Why can't we get ahead of this? There's quite a bit of legal whack a mole going on with these scams. They are easy to replicate. All you must do is copy and paste the website to remake it. Alter a few words in the URL, and that's enough. They can make more of these sites, faster than we can take them down.

So, what does any of this jargon mean? Simply put, there is no spoon. There is no age or date verification. The “woman” is a bot with a stolen picture. Using a program like Tineye or Google’s reverse image search, will often pull up several sources with the same exact photo. The site that purports itself as a date verification service, is nothing more than a shell of a web page that redirects you to a Branded Dating or Branded Pornography site. The dating websites do not state that they perform a background check. In some cases, if you dig deep enough you find that the sites have specific terms that state that they do not check the backgrounds of their members.

If you have been a victim of this scam, you are not alone. Fraud analysts agree that there are thousands to tens of thousands in the same situation. So first, let's summarize what happened.

Someone you met online pretended to be interested in you.

Most of the conversation was probably with a bot.

The website states repeatedly that it is a free service.

There is no verification.

The Date Verification scam website sent you to a different website without you knowing it.

The website hides the credit card charge from you. Some unknown entity has your credit card and personal information.

A reasonable finding of facts would conclude this is fraud.

What to do now?

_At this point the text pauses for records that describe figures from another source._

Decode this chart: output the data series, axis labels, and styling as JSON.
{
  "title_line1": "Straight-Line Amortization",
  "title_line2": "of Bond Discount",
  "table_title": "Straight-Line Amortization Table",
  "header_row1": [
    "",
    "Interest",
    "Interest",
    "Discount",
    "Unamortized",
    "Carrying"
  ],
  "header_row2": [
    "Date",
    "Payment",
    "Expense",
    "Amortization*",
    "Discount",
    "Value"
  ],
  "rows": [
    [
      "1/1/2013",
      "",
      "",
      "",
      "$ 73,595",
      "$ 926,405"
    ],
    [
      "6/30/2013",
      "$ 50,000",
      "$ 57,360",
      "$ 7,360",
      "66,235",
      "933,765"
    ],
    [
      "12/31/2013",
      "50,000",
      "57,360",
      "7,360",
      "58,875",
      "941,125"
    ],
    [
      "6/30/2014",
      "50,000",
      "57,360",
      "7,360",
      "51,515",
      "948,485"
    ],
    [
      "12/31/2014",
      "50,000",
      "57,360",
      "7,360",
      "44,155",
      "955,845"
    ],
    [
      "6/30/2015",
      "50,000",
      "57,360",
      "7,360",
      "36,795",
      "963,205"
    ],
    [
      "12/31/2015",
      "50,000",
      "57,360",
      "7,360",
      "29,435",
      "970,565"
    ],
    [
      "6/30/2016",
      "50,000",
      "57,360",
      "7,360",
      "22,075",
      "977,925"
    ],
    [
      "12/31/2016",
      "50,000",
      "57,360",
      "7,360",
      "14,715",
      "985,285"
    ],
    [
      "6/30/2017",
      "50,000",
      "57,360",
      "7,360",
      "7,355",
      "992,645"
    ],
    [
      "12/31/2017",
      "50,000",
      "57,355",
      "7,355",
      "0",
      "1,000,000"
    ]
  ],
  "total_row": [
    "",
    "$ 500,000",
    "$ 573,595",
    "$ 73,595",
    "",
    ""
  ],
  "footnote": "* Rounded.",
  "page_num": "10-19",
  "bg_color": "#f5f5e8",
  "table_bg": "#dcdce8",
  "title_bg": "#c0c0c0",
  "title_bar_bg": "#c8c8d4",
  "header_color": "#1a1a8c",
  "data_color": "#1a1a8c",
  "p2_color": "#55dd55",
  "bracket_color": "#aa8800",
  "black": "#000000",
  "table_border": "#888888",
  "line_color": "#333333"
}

Tips here are provided by Ronin Eternales.

1.) Call your financial institution. Cancel the credit card.

2.) Ask your financial institution if you are in the card updater service and tell them you want to opt out.

3.) If you have a credit card bill, go to the site on your bill, cancel the service, and tell then you want your money refunded.

4.) If the site will not refund your money, call your financial institution, and tell them you want to dispute the charges.

5.) Finally, sign up for an Identity Theft Protection service

Well, ladies and gentlemen, this was again a long one. I hope that I was able to put all this jargon into human words, but alas, I cannot be the judge of that. If you stuck around to read this all, thank you very much.